MXE became classified as a narcotic in Brazil in February 2014.
As of January 2010 MXE is a controlled substance in Canada.
As of October 2015 MXE is a controlled substance in China.
On 16 June 2014, the European Commission proposed that MXE be banned across the European Union, subjecting those in violation to criminal sanctions. This is following the procedure for risk-assessment and control of new psychoactive substances set up by the council: Decision 2005/387/JHA.
MXE became classified as an illegal narcotic in Israel in May 2012.
MXE became a controlled substance in Japan from 1 July 2012, by amendment to the Pharmaceutical Affairs Law.
MXE is a controlled substance (group II-P) making it illegal to produce, sell or possess in The Republic of Poland as of 1 July 2015.
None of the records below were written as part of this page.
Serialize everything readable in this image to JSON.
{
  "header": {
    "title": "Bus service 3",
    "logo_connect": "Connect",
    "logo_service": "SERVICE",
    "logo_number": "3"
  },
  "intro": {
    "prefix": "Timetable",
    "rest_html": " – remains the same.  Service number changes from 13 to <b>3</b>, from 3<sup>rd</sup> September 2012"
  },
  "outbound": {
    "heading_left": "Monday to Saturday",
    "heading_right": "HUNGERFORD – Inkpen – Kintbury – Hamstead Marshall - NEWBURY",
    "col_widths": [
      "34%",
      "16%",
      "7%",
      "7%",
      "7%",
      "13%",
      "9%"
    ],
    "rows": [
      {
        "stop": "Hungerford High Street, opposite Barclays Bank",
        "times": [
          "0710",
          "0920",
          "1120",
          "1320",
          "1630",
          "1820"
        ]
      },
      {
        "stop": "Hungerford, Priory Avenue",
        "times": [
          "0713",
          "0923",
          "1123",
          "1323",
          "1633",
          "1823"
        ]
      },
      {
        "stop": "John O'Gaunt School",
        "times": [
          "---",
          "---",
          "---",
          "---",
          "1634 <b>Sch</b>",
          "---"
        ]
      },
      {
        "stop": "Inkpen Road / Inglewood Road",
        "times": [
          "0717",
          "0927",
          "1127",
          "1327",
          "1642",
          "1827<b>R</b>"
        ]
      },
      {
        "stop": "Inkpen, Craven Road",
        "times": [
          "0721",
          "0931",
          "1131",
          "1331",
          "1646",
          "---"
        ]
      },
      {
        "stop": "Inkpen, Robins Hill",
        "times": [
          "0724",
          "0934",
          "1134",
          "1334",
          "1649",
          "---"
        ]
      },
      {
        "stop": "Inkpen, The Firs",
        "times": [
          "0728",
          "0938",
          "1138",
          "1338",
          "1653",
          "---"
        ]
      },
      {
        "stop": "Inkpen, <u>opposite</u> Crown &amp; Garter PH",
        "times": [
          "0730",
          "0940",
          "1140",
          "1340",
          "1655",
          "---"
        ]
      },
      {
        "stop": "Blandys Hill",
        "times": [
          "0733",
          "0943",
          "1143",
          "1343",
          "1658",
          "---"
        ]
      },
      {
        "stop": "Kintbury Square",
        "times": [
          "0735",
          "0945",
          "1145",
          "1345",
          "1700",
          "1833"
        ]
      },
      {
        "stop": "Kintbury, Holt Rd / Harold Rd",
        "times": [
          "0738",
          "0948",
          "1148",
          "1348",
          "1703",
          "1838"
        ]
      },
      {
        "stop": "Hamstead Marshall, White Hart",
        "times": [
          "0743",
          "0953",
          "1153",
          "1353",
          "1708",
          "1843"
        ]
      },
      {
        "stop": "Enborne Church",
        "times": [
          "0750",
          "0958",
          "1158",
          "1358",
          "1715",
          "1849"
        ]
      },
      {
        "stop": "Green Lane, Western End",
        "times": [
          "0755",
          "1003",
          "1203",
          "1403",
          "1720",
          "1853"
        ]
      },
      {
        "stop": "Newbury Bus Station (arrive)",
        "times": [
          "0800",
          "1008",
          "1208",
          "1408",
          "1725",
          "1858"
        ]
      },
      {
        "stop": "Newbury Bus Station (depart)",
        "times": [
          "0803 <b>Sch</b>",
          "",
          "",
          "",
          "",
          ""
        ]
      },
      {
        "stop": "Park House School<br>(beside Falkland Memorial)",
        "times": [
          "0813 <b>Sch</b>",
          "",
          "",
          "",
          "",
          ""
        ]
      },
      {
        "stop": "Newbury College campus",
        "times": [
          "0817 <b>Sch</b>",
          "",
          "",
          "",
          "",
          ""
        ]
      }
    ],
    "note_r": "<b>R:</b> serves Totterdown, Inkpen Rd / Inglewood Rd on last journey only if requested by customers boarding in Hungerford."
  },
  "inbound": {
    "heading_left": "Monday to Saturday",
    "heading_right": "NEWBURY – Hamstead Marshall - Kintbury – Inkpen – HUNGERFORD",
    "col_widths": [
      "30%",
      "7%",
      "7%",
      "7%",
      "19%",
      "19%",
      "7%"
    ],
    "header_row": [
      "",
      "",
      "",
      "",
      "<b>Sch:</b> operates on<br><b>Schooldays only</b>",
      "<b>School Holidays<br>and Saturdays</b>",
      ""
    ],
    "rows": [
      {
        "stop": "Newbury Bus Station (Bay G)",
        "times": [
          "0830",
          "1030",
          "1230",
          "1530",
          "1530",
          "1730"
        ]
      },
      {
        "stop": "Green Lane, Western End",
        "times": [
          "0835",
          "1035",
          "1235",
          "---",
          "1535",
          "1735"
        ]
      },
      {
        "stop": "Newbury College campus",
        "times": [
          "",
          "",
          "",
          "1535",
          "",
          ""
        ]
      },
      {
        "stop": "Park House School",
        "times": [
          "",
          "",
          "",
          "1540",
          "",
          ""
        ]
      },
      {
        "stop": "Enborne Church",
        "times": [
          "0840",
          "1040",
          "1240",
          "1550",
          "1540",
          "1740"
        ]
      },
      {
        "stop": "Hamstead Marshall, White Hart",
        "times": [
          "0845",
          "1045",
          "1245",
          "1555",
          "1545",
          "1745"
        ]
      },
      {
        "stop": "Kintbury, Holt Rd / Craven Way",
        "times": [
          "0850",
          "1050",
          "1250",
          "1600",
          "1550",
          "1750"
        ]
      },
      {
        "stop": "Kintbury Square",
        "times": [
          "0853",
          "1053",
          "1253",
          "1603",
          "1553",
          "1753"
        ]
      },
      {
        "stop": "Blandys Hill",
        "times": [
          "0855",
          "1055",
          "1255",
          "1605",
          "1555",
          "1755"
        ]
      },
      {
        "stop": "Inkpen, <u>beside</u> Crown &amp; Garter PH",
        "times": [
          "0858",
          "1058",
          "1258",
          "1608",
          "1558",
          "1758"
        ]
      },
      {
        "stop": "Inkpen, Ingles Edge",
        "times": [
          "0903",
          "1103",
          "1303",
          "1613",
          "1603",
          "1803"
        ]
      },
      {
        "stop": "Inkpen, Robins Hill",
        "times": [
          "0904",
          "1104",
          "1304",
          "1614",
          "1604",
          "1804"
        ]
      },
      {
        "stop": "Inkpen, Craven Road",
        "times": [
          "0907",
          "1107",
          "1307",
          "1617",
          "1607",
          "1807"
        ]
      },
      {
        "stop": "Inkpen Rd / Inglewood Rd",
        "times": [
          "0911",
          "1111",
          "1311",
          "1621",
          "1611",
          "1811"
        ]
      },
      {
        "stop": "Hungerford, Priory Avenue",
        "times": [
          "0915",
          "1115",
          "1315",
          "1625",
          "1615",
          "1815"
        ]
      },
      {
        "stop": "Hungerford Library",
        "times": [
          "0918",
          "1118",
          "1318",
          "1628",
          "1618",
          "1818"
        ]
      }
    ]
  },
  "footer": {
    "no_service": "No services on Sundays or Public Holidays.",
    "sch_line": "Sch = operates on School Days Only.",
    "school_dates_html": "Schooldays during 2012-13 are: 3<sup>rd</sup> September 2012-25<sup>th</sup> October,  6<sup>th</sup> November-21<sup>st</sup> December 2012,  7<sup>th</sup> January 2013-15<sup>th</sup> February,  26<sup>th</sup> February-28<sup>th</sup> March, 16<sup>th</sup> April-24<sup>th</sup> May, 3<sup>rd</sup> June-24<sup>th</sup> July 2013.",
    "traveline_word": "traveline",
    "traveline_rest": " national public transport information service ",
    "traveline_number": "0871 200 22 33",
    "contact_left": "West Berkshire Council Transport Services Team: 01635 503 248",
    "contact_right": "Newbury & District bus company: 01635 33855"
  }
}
MXE has been a controlled substance in Russia since October 2011.
MXE became classified as a narcotic in Sweden in late February 2012.
MXE has been illegal in Switzerland since December 2011.
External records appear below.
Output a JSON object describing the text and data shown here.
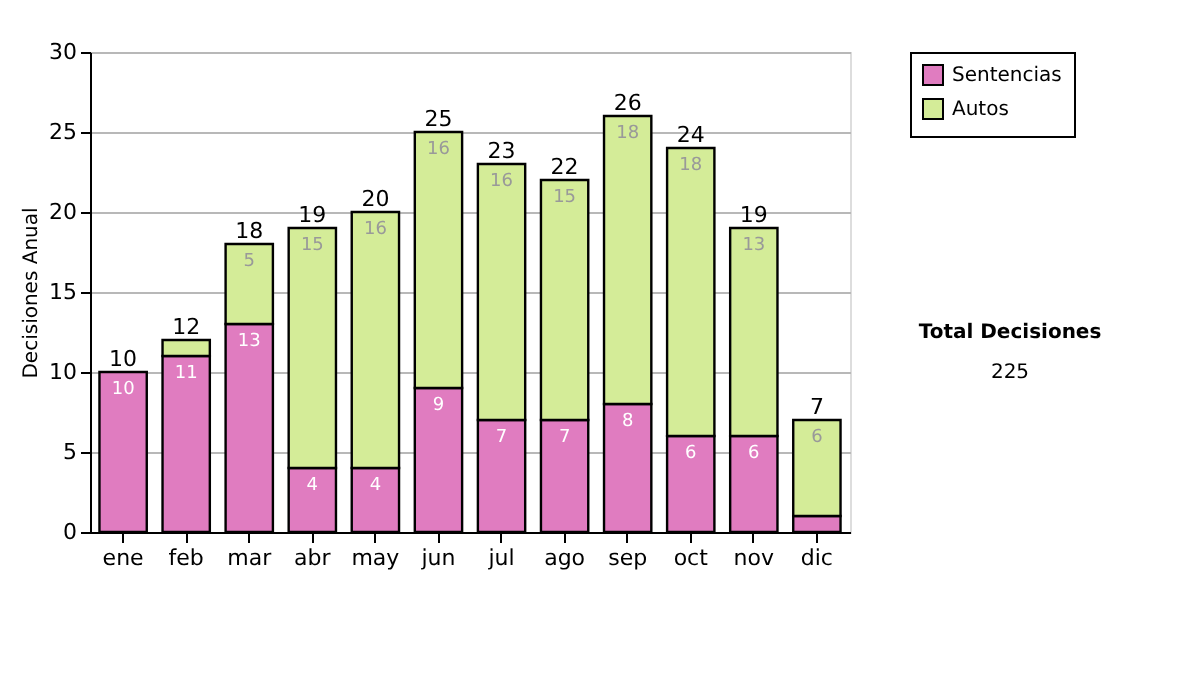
{
  "chart_data": {
    "type": "bar",
    "stacked": true,
    "ylabel": "Decisiones Anual",
    "categories": [
      "ene",
      "feb",
      "mar",
      "abr",
      "may",
      "jun",
      "jul",
      "ago",
      "sep",
      "oct",
      "nov",
      "dic"
    ],
    "series": [
      {
        "name": "Sentencias",
        "color": "#e07cc0",
        "values": [
          10,
          11,
          13,
          4,
          4,
          9,
          7,
          7,
          8,
          6,
          6,
          1
        ],
        "value_labels": [
          "10",
          "11",
          "13",
          "4",
          "4",
          "9",
          "7",
          "7",
          "8",
          "6",
          "6",
          null
        ]
      },
      {
        "name": "Autos",
        "color": "#d4ec98",
        "values": [
          0,
          1,
          5,
          15,
          16,
          16,
          16,
          15,
          18,
          18,
          13,
          6
        ],
        "value_labels": [
          null,
          null,
          "5",
          "15",
          "16",
          "16",
          "16",
          "15",
          "18",
          "18",
          "13",
          "6"
        ]
      }
    ],
    "totals": [
      "10",
      "12",
      "18",
      "19",
      "20",
      "25",
      "23",
      "22",
      "26",
      "24",
      "19",
      "7"
    ],
    "ylim": [
      0,
      30
    ],
    "yticks": [
      0,
      5,
      10,
      15,
      20,
      25,
      30
    ],
    "grid": "y",
    "legend": "right",
    "annotations": [
      "Total Decisiones",
      "225"
    ]
  }
}
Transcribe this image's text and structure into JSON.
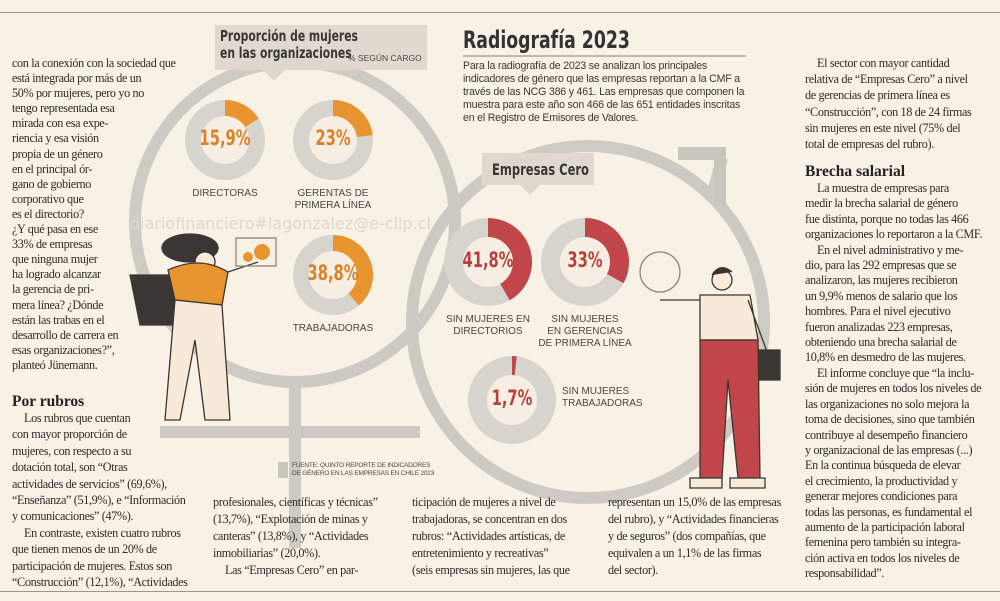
{
  "watermark": "diariofinanciero#lagonzalez@e-clip.cl",
  "col_left": {
    "lines": [
      "con la conexión con la sociedad que",
      "está integrada por más de un",
      "50% por mujeres, pero yo no",
      "tengo representada esa",
      "mirada con esa expe-",
      "riencia y esa visión",
      "propia de un género",
      "en el principal ór-",
      "gano de gobierno",
      "corporativo que",
      "es el directorio?",
      "¿Y qué pasa en ese",
      "33% de empresas",
      "que ninguna mujer",
      "ha logrado alcanzar",
      "la gerencia de pri-",
      "mera línea? ¿Dónde",
      "están las trabas en el",
      "desarrollo de carrera en",
      "esas organizaciones?”,",
      "planteó Jünemann."
    ]
  },
  "por_rubros": {
    "heading": "Por rubros",
    "lines": [
      "Los rubros que cuentan",
      "con mayor proporción de",
      "mujeres, con respecto a su",
      "dotación total, son “Otras",
      "actividades de servicios” (69,6%),",
      "“Enseñanza” (51,9%), e “Información",
      "y comunicaciones” (47%).",
      "En contraste, existen cuatro rubros",
      "que tienen menos de un 20% de",
      "participación de mujeres. Estos son",
      "“Construcción” (12,1%), “Actividades"
    ]
  },
  "col2": {
    "lines": [
      "profesionales, científicas y técnicas”",
      "(13,7%), “Explotación de minas y",
      "canteras” (13,8%), y “Actividades",
      "inmobiliarias” (20,0%).",
      "Las “Empresas Cero” en par-"
    ]
  },
  "col3": {
    "lines": [
      "ticipación de mujeres a nivel de",
      "trabajadoras, se concentran en dos",
      "rubros: “Actividades artísticas, de",
      "entretenimiento y recreativas”",
      "(seis empresas sin mujeres, las que"
    ]
  },
  "col4": {
    "lines": [
      "representan un 15,0% de las empresas",
      "del rubro), y “Actividades financieras",
      "y de seguros” (dos compañías, que",
      "equivalen a un 1,1% de las firmas",
      "del sector)."
    ]
  },
  "col_right": {
    "p1": [
      "El sector con mayor cantidad",
      "relativa de “Empresas Cero” a nivel",
      "de gerencias de primera línea es",
      "“Construcción”, con 18 de 24 firmas",
      "sin mujeres en este nivel (75% del",
      "total de empresas del rubro)."
    ],
    "heading": "Brecha salarial",
    "p2": [
      "La muestra de empresas para",
      "medir la brecha salarial de género",
      "fue distinta, porque no todas las 466",
      "organizaciones lo reportaron a la CMF.",
      "En el nivel administrativo y me-",
      "dio, para las 292 empresas que se",
      "analizaron, las mujeres recibieron",
      "un 9,9% menos de salario que los",
      "hombres. Para el nivel ejecutivo",
      "fueron analizadas 223 empresas,",
      "obteniendo una brecha salarial de",
      "10,8% en desmedro de las mujeres.",
      "El informe concluye que “la inclu-",
      "sión de mujeres en todos los niveles de",
      "las organizaciones no solo mejora la",
      "toma de decisiones, sino que también",
      "contribuye al desempeño financiero",
      "y organizacional de las empresas (...)",
      "En la continua búsqueda de elevar",
      "el crecimiento, la productividad y",
      "generar mejores condiciones para",
      "todas las personas, es fundamental el",
      "aumento de la participación laboral",
      "femenina pero también su integra-",
      "ción activa en todos los niveles de",
      "responsabilidad”."
    ]
  },
  "radiografia": {
    "title": "Radiografía 2023",
    "lines": [
      "Para la radiografía de 2023 se analizan los principales",
      "indicadores de género que las empresas reportan a la CMF a",
      "través de las NCG 386 y 461. Las empresas que componen la",
      "muestra para este año son 466 de las 651 entidades inscritas",
      "en el Registro de Emisores de Valores."
    ]
  },
  "proporcion": {
    "title_1": "Proporción de mujeres",
    "title_2": "en las organizaciones",
    "subtitle": "% SEGÚN CARGO",
    "color": "#e8952f",
    "items": [
      {
        "value": 15.9,
        "text": "15,9%",
        "label": [
          "DIRECTORAS"
        ]
      },
      {
        "value": 23,
        "text": "23%",
        "label": [
          "GERENTAS DE",
          "PRIMERA LÍNEA"
        ]
      },
      {
        "value": 38.8,
        "text": "38,8%",
        "label": [
          "TRABAJADORAS"
        ]
      }
    ]
  },
  "empresas_cero": {
    "title": "Empresas Cero",
    "color": "#c0464a",
    "items": [
      {
        "value": 41.8,
        "text": "41,8%",
        "label": [
          "SIN MUJERES EN",
          "DIRECTORIOS"
        ]
      },
      {
        "value": 33,
        "text": "33%",
        "label": [
          "SIN MUJERES",
          "EN GERENCIAS",
          "DE PRIMERA LÍNEA"
        ]
      },
      {
        "value": 1.7,
        "text": "1,7%",
        "label": [
          "SIN MUJERES",
          "TRABAJADORAS"
        ]
      }
    ]
  },
  "source": [
    "FUENTE: QUINTO REPORTE DE INDICADORES",
    "DE GÉNERO EN LAS EMPRESAS EN CHILE 2023"
  ]
}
Prior to March 2012, MXE was not controlled by the UK's Misuse of Drugs Act. In March 2012, the Home Office referred MXE to the Advisory Council on the Misuse of Drugs for possible temporary controlling under the powers given in the Police Reform and Social Responsibility Act 2011. The ACMD gave their advice on 23 March, with the chair commenting that "the evidence shows that the use of methoxetamine can cause harm to users and the ACMD advises that it should be subject to a temporary class drug order." In April 2012, MXE was placed under temporary class drug control, which prohibited it's import and sale for 12 months.
MXE was made a schedule II drug in November 2016.
On June 6, 2022, the U.S. Drug Enforcement Administration published a final rule placing MXE in Schedule I of the Controlled Substances Act.